Problem: Evaluate:
$$\dfrac{u^{2n+1}\ln(u)}{2n+1}\bigg|^{u=1}_{u=0}$$
This actually came up when I tried to solve the Integral $$\int_0^1 u^{2n}\ln(u) du$$ by using IBP. The problem is that I am unable to evaluate this at $u=0$.$$$$ Would somebody please be so kind as to help me evaluate $\dfrac{u^{2n+1}\ln(u)}{2n+1}\bigg|^{u=1}_{u=0}?$ I would be indeed very grateful for your assistance. Many thanks in advance!
The evaluation at $u=1$ is not a real issue, and since: $$ \lim_{u\to 0^+} u\log u = 0 $$ is easy to prove through a change of variable, for instance, neither the evaluation in the other endpoint is difficult.
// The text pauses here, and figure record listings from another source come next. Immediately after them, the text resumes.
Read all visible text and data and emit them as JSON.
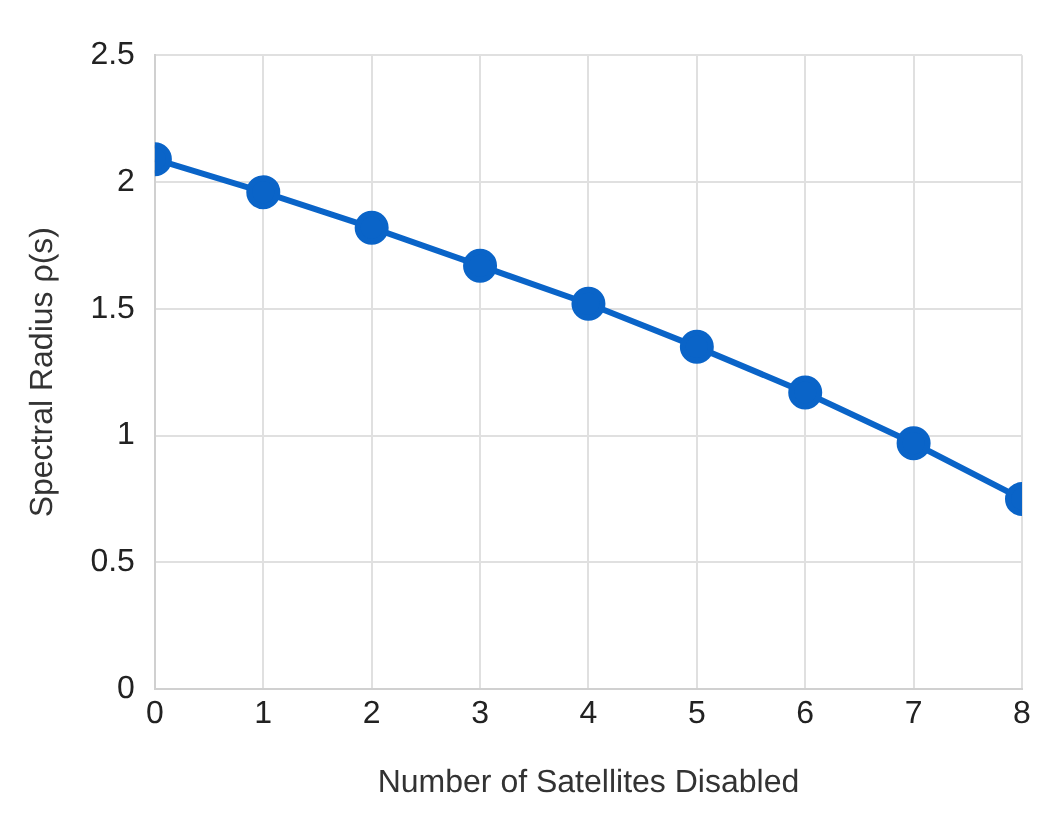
{
  "chart_data": {
    "type": "line",
    "xlabel": "Number of Satellites Disabled",
    "ylabel": "Spectral Radius ρ(s)",
    "x": [
      0,
      1,
      2,
      3,
      4,
      5,
      6,
      7,
      8
    ],
    "series": [
      {
        "color": "#0a64c8",
        "values": [
          2.09,
          1.96,
          1.82,
          1.67,
          1.52,
          1.35,
          1.17,
          0.97,
          0.75
        ]
      }
    ],
    "xlim": [
      0,
      8
    ],
    "xticks": [
      0,
      1,
      2,
      3,
      4,
      5,
      6,
      7,
      8
    ],
    "ylim": [
      0,
      2.5
    ],
    "yticks": [
      0,
      0.5,
      1,
      1.5,
      2,
      2.5
    ],
    "grid": true,
    "legend": false,
    "marker": "circle",
    "line_style": "solid"
  }
}
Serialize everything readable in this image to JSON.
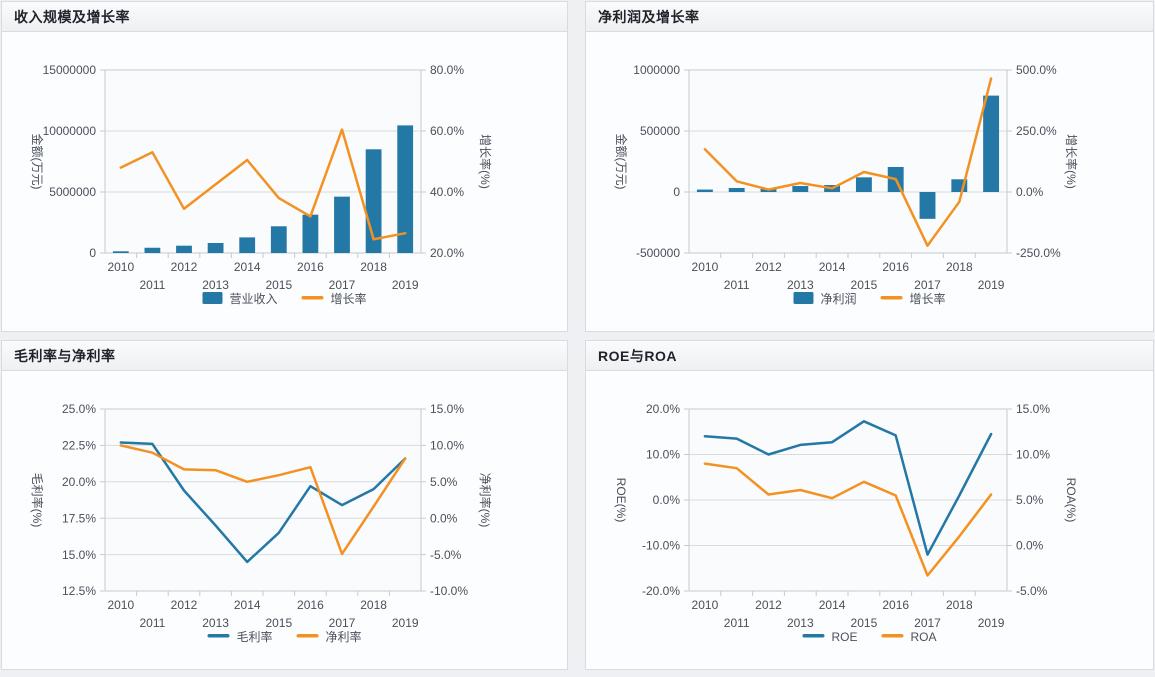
{
  "app": {
    "panel_titles": [
      "收入规模及增长率",
      "净利润及增长率",
      "毛利率与净利率",
      "ROE与ROA"
    ]
  },
  "style_colors": {
    "bar_blue": "#2478a6",
    "line_orange": "#f39122",
    "plot_background": "#fafbfc",
    "plot_border": "#c6cacf",
    "grid_line": "#d9dbde",
    "tick_text": "#49505a",
    "axis_name_text": "#9ba1aa"
  },
  "chart_data": [
    {
      "type": "bar",
      "title": "收入规模及增长率",
      "categories": [
        "2010",
        "2011",
        "2012",
        "2013",
        "2014",
        "2015",
        "2016",
        "2017",
        "2018",
        "2019"
      ],
      "left_axis": {
        "name": "金额(万元)",
        "min": 0,
        "max": 15000000,
        "tick_labels": [
          "15000000",
          "10000000",
          "5000000",
          "0"
        ]
      },
      "right_axis": {
        "name": "增长率(%)",
        "min": 20,
        "max": 80,
        "tick_labels": [
          "80.0%",
          "60.0%",
          "40.0%",
          "20.0%"
        ]
      },
      "series": [
        {
          "name": "营业收入",
          "type": "bar",
          "axis": "left",
          "color": "#2478a6",
          "values": [
            140000,
            430000,
            600000,
            820000,
            1280000,
            2190000,
            3140000,
            4620000,
            8500000,
            10460000
          ]
        },
        {
          "name": "增长率",
          "type": "line",
          "axis": "right",
          "color": "#f39122",
          "values": [
            48,
            53,
            34.5,
            42.5,
            50.5,
            38,
            32,
            60.5,
            24.5,
            26.5
          ]
        }
      ],
      "legend": [
        "营业收入",
        "增长率"
      ],
      "legend_position": "bottom",
      "grid": true
    },
    {
      "type": "bar",
      "title": "净利润及增长率",
      "categories": [
        "2010",
        "2011",
        "2012",
        "2013",
        "2014",
        "2015",
        "2016",
        "2017",
        "2018",
        "2019"
      ],
      "left_axis": {
        "name": "金额(万元)",
        "min": -500000,
        "max": 1000000,
        "tick_labels": [
          "1000000",
          "500000",
          "0",
          "-500000"
        ]
      },
      "right_axis": {
        "name": "增长率(%)",
        "min": -250,
        "max": 500,
        "tick_labels": [
          "500.0%",
          "250.0%",
          "0.0%",
          "-250.0%"
        ]
      },
      "series": [
        {
          "name": "净利润",
          "type": "bar",
          "axis": "left",
          "color": "#2478a6",
          "values": [
            20000,
            33000,
            25000,
            49000,
            57000,
            120000,
            205000,
            -220000,
            104000,
            790000
          ]
        },
        {
          "name": "增长率",
          "type": "line",
          "axis": "right",
          "color": "#f39122",
          "values": [
            175,
            44,
            10,
            37,
            15,
            82,
            53,
            -220,
            -40,
            465
          ]
        }
      ],
      "legend": [
        "净利润",
        "增长率"
      ],
      "legend_position": "bottom",
      "grid": true
    },
    {
      "type": "line",
      "title": "毛利率与净利率",
      "categories": [
        "2010",
        "2011",
        "2012",
        "2013",
        "2014",
        "2015",
        "2016",
        "2017",
        "2018",
        "2019"
      ],
      "left_axis": {
        "name": "毛利率(%)",
        "min": 12.5,
        "max": 25,
        "tick_labels": [
          "25.0%",
          "22.5%",
          "20.0%",
          "17.5%",
          "15.0%",
          "12.5%"
        ]
      },
      "right_axis": {
        "name": "净利率(%)",
        "min": -10,
        "max": 15,
        "tick_labels": [
          "15.0%",
          "10.0%",
          "5.0%",
          "0.0%",
          "-5.0%",
          "-10.0%"
        ]
      },
      "series": [
        {
          "name": "毛利率",
          "type": "line",
          "axis": "left",
          "color": "#2478a6",
          "values": [
            22.7,
            22.6,
            19.4,
            17.0,
            14.5,
            16.5,
            19.7,
            18.4,
            19.5,
            21.6
          ]
        },
        {
          "name": "净利率",
          "type": "line",
          "axis": "right",
          "color": "#f39122",
          "values": [
            10.0,
            9.0,
            6.7,
            6.6,
            5.0,
            5.9,
            7.0,
            -4.9,
            1.6,
            8.2
          ]
        }
      ],
      "legend": [
        "毛利率",
        "净利率"
      ],
      "legend_position": "bottom",
      "grid": true
    },
    {
      "type": "line",
      "title": "ROE与ROA",
      "categories": [
        "2010",
        "2011",
        "2012",
        "2013",
        "2014",
        "2015",
        "2016",
        "2017",
        "2018",
        "2019"
      ],
      "left_axis": {
        "name": "ROE(%)",
        "min": -20,
        "max": 20,
        "tick_labels": [
          "20.0%",
          "10.0%",
          "0.0%",
          "-10.0%",
          "-20.0%"
        ]
      },
      "right_axis": {
        "name": "ROA(%)",
        "min": -5,
        "max": 15,
        "tick_labels": [
          "15.0%",
          "10.0%",
          "5.0%",
          "0.0%",
          "-5.0%"
        ]
      },
      "series": [
        {
          "name": "ROE",
          "type": "line",
          "axis": "left",
          "color": "#2478a6",
          "values": [
            14.0,
            13.5,
            10.0,
            12.1,
            12.7,
            17.3,
            14.2,
            -12.0,
            1.0,
            14.5
          ]
        },
        {
          "name": "ROA",
          "type": "line",
          "axis": "right",
          "color": "#f39122",
          "values": [
            9.0,
            8.5,
            5.6,
            6.1,
            5.2,
            7.0,
            5.5,
            -3.3,
            1.0,
            5.6
          ]
        }
      ],
      "legend": [
        "ROE",
        "ROA"
      ],
      "legend_position": "bottom",
      "grid": true
    }
  ]
}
In any case, $$ \int_{0}^{1} u^{2\alpha}\log(u)\,du = \frac{1}{2}\frac{d}{d\alpha}\int_{0}^{1}u^{2\alpha}\,du = \frac{1}{2}\frac{d}{d\alpha}\frac{1}{2\alpha+1}=-\frac{1}{(2\alpha+1)^2}.$$
Using $\partial_{x} \, u^{ax} = \partial_{x} \, e^{ax \ln(u)} = a \ln(u) \, u^{ax}$ then \begin{align} I &= \int_{0}^{1} u^{a x} \, \ln(u) \, du = \frac{1}{a} \partial_{x} \, \int_{0}^{1} u^{ax} \, du \\ &= \frac{1}{a} \partial_{x} \left[ \frac{u^{ax+1}}{ax+1} \right]_{0}^{1} \\ &= \frac{1}{a} \partial_{x} \left( \frac{1}{ax+1} \right) \\ &= \frac{(-1)^{1}}{(ax+1)^{2}} \end{align} Now let $a=2$ to obtain \begin{align} \int_{0}^{1} u^{2n} \, \ln(u) \, du = - \frac{1}{(2n+1)^{2}}. \end{align} The process may be continued to obtain \begin{align} \int_{0}^{1} u^{2n} \, \ln^{m}(u) \, du = \frac{(-1)^{m} \, m!}{(2n+1)^{m+1}}. \end{align}